There is unity in the church of Jesus Christ, but not a whole lot of uniformity. In the Roman world, everyone knew where unity came from. It came from power. The tramping boots of Roman legions had brought to the world a sort of superficial unity. You could travel from the British Isles to the Arabian desert, and if Latin were the only language you knew, it would be enough to get by.

But that's not the unity of Pentecost. Parthians, Medes, Elamites and residents of Mesopotamia, Judea and Cappadocia, Pontus and Asia, Phrygia and Pamphylia, Egypt and the parts of Libya belonging to Cyrene, visitors from Rome, Cretans and Arabs -- That's Pentecost. In our own languages we hear them speaking about God's deeds of power!

In their own languages they hear them speak. In the unity of God, no language is elevated higher than any other. No one is cast out, set aside or put down. God comes and speaks to us, on our own terms.

Invited to the table of unity

God invites us all to the table of feasting that is the Eucharist.

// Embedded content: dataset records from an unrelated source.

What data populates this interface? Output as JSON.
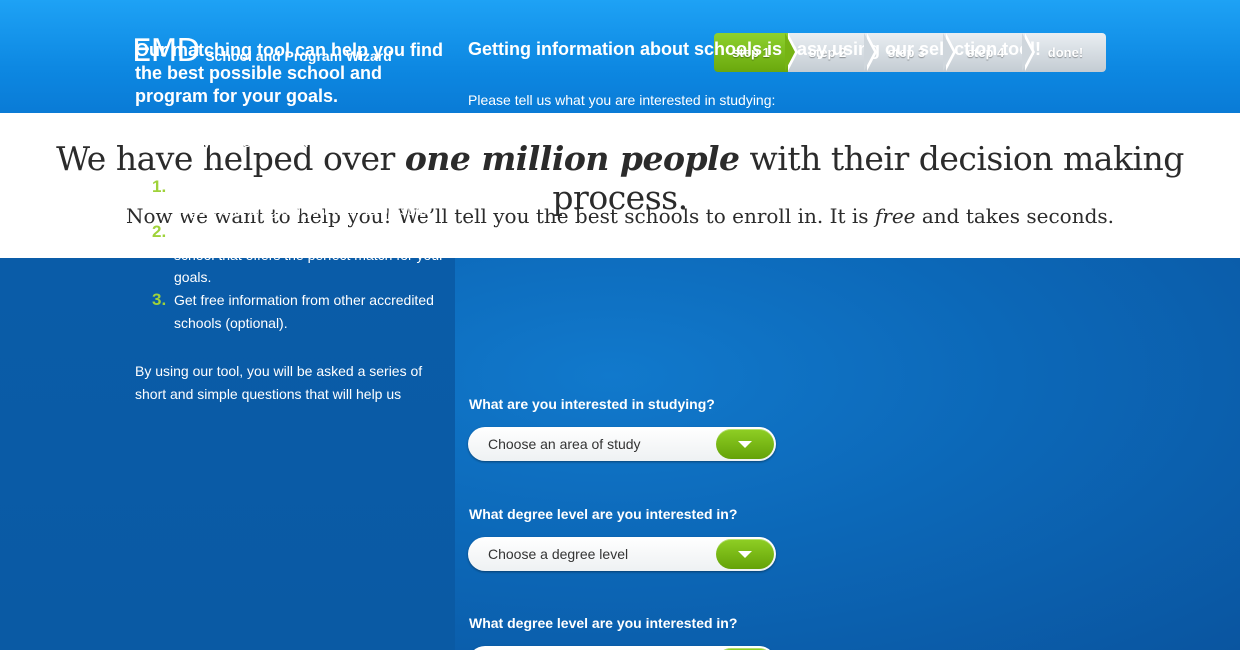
{
  "header": {
    "logo_mark": "EMD",
    "logo_text": "School and Program Wizard",
    "steps": [
      {
        "label": "step 1",
        "active": true
      },
      {
        "label": "step 2",
        "active": false
      },
      {
        "label": "step 3",
        "active": false
      },
      {
        "label": "step 4",
        "active": false
      },
      {
        "label": "done!",
        "active": false
      }
    ]
  },
  "hero": {
    "title_before": "We have helped over ",
    "title_emphasis": "one million people",
    "title_after": " with their decision making process.",
    "sub_before": "Now we want to help you! We’ll tell you the best schools to enroll in. It is ",
    "sub_emphasis": "free",
    "sub_after": " and takes seconds."
  },
  "left_panel": {
    "heading": "Our matching tool can help you find the best possible school and program for your goals.",
    "subheading": "Just 3 easy steps and you’ll be on your way:",
    "steps": [
      {
        "num": "1.",
        "text": "Tell us about yourself. Let us know the degree and program you want to pursue."
      },
      {
        "num": "2.",
        "text": "Research and receive information from the school that offers the perfect match for your goals."
      },
      {
        "num": "3.",
        "text": "Get free information from other accredited schools (optional)."
      }
    ],
    "footer": "By using our tool, you will be asked a series of short and simple questions that will help us"
  },
  "right_panel": {
    "heading": "Getting information about schools is easy using our selection tool!",
    "intro": "Please tell us what you are interested in studying:",
    "questions": [
      {
        "label": "What are you interested in studying?",
        "value": "Choose an area of study"
      },
      {
        "label": "What degree level are you interested in?",
        "value": "Choose a degree level"
      },
      {
        "label": "What degree level are you interested in?",
        "value": ""
      }
    ]
  },
  "colors": {
    "header_blue": "#0d88e2",
    "accent_green": "#76b414",
    "panel_blue": "#0a5ca8"
  }
}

And we respond to that invitation in all our rich and ragged diversity. The table of the Lord makes us one. Around the table we understand each other. Heart speaks to heart. Around the table we know that in God's eyes all distinctions between people fall away. There we see ourselves and each other as we truly are -- sinners all, and equally in need of God's grace.

They say that, as the Titanic sank, some of the first-class passengers drowned because they insisted on going back to their staterooms to fetch their jewels. It was only those who leapt into the lifeboats with only the clothes on their backs who were saved.

This table is our lifeboat. There's no room at this table for barriers of race or income or gender or achievement. Here at this banquet, we transcend -- for the briefest wink of an eye -- the divisions that separate us one from another. Here we obtain a vision of what the truly redeemed life is like -- and what God's heaven, which none of us has ever seen, is sure to be like. In Christ, as the scriptures say, there is neither Jew nor Greek, slave nor free, male nor female -- for we are all one in Christ Jesus!

Come to the table. Here, by the power of the Spirit, let us celebrate the unity we can only discover in Jesus Christ!